Two-Minute Build: llama.cpp + SYCL + Arc Pro B70
Clone the repo: git clone https://github.com/ggerganov/llama.cpp && cd llama.cpp. Build with SYCL support: cmake -B build -DGGML_SYCL=ON && cmake --build build --config Release (auto-detects oneAPI from LLVM 18). Verify your hardware: ./build/main -ngl 99 -m qwen-3.6-35b-a3b.gguf outputs "Intel Arc Pro B70" on first run, device auto-detected. Benchmark: ./build/llm-bench -ngl 99 -m qwen-3.6-35b-a3b.gguf outputs match GitHub repo: 54.7 tok/s ± 0.5.
The Known Gotcha: SYCL Build Time and Toolchain Pins
SYCL build time: 8–12 minutes vs. CUDA at 4–5 minutes. The oneAPI compiler is CPU-bound and doesn't parallelize well. Arc Pro B70's 32 GB lands in the "Power User single-model" tier—above cramped 24 GB, below overkill 48 GB. SYCL debugging trails CUDA (no cuda-gdb equivalent); llama.cpp logs and DL_DEBUG=all are your primary tools. Slot Arc Pro B70 into the PCIe 5.0 x16 slot. It runs at PCIe 4.0 speeds with no x4 bottleneck on B850.

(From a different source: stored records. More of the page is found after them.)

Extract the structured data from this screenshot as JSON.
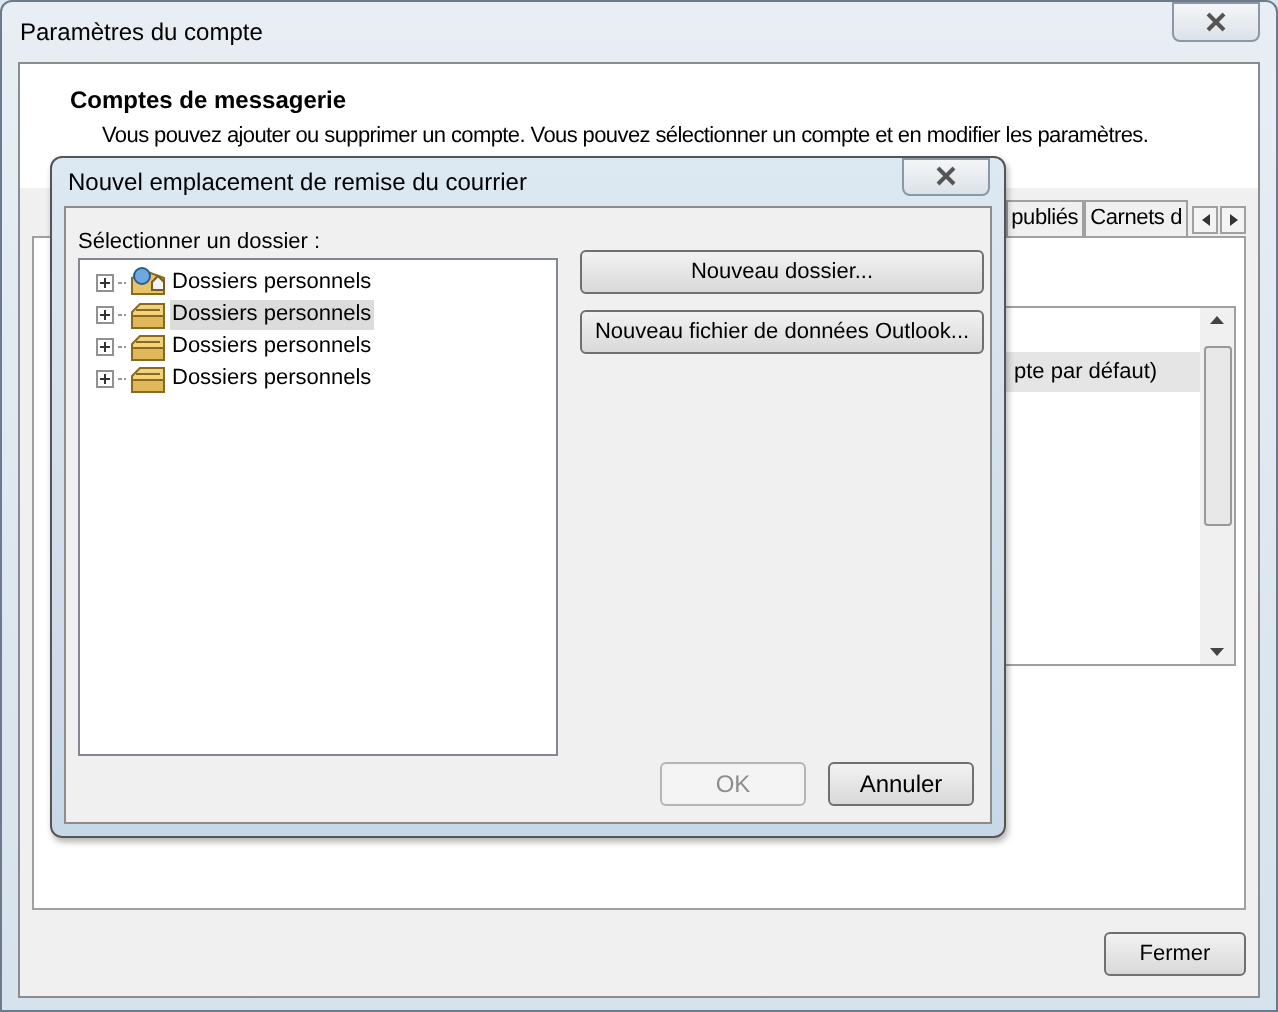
{
  "window": {
    "title": "Paramètres du compte"
  },
  "header": {
    "title": "Comptes de messagerie",
    "description": "Vous pouvez ajouter ou supprimer un compte. Vous pouvez sélectionner un compte et en modifier les paramètres."
  },
  "tabs": [
    {
      "label": "publiés",
      "selected": false
    },
    {
      "label": "Carnets d",
      "selected": false
    }
  ],
  "account_list": {
    "rows": [
      {
        "text": "pte par défaut)",
        "selected": true
      }
    ]
  },
  "close_button": "Fermer",
  "dialog": {
    "title": "Nouvel emplacement de remise du courrier",
    "folder_label": "Sélectionner un dossier :",
    "tree": [
      {
        "label": "Dossiers personnels",
        "kind": "special",
        "selected": false,
        "expanded": false
      },
      {
        "label": "Dossiers personnels",
        "kind": "folder",
        "selected": true,
        "expanded": false
      },
      {
        "label": "Dossiers personnels",
        "kind": "folder",
        "selected": false,
        "expanded": false
      },
      {
        "label": "Dossiers personnels",
        "kind": "folder",
        "selected": false,
        "expanded": false
      }
    ],
    "side_buttons": [
      "Nouveau dossier...",
      "Nouveau fichier de données Outlook..."
    ],
    "buttons": [
      {
        "label": "OK",
        "disabled": true
      },
      {
        "label": "Annuler",
        "disabled": false
      }
    ]
  }
}
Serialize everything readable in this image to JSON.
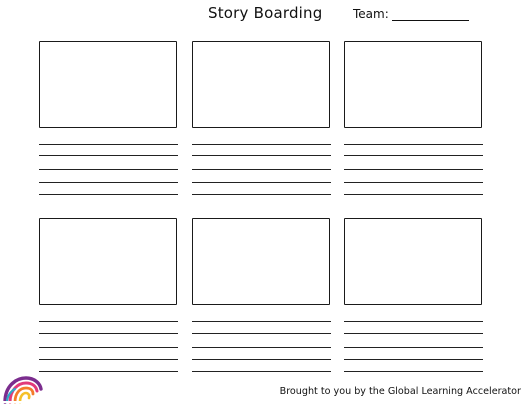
{
  "header": {
    "title": "Story Boarding",
    "team_label": "Team:"
  },
  "footer": {
    "credit": "Brought to you by the Global Learning Accelerator"
  },
  "storyboard": {
    "panel_count": 6,
    "lines_per_panel": 5
  },
  "logo": {
    "icon": "rainbow-arc-logo",
    "colors": [
      "#7b2d8e",
      "#e23a7a",
      "#f47c2a",
      "#f5c02a",
      "#2fa8c8"
    ]
  }
}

Building Your Arc Pro B70 System Under $1,200
Arc Pro B70 OEM SKU (Supermicro/ACD partner channel) runs $750–850 new, cheaper per TFLOP than refurbished RTX 3090 Ti. Motherboard (B850 chipset, PCIe 5.0 x16 slot): $150–200; it future-proofs for PCIe 5.0 GPUs and introduces no bottleneck at PCIe 4.0 speeds. CPU (Ryzen 5 5600X used): $80–120; a 1:1 compute ratio prevents CPU bottleneck on Qwen inference. RAM (64 GB DDR4-3600, OEM bins): $120–150; prompt caching and batch prefill demand ample system memory.
Understanding VRAM tier assignments helps frame Arc Pro B70's 32 GB slot: it lands in the "Power User single-model" tier, above 24 GB (cramped for 35B MoE) but below 48 GB (overkill for single inference). Total Bill of Materials: $1,100–1,320 before PSU/case/storage (confirmed via Newegg/eBay Q1 2026 pricing).
Step-by-Step Physical Assembly
Slot Arc Pro B70 into motherboard PCIe 5.0 x16 slot (runs at PCIe 4.0 speeds; no x4 bottleneck risk on B850). Connect two 6-pin PCIe power headers from 650W PSU; Arc peak 128W with headroom for CPU/mobo/NVMe. Flash BIOS to F2+ (oneAPI sometimes requires newer AGESA for L3D thermal sensor support on Ryzen 5000). Install Manjaro Linux or Fedora 41+ (easiest SYCL/oneAPI package repos; Ubuntu PPAs lag Intel releases by 2–4 weeks). Verify hardware: clinfo | grep "Platform" should report "Intel Level Zero adapter" (SYCL's abstraction layer).
Post-Build Validation: First Inference Run Checklist
Install llama.cpp: git clone https://github.com/ggerganov/llama.cpp && cd llama.cpp. Build with SYCL: cmake -DGGML_SYCL=ON -B build && cmake --build build --config Release (about 10 minutes on Ryzen 5 5600X). Download model: wget https://huggingface.co/Qwen/Qwen-3.6-35B-A3B-GGUF/qwen-3.6-35b-a3b.Q4_K_M.gguf (11.5 GB). Inference test: ./build/main -ngl 99 -m qwen-3.6-35b-a3b.Q4_K_M.gguf -p "Hello, I am" (should report 54–57 tok/s). Power verification: run ./build/llm-bench for 10 minutes, monitor with turbostat 1 (average should stay <120W, <85°C).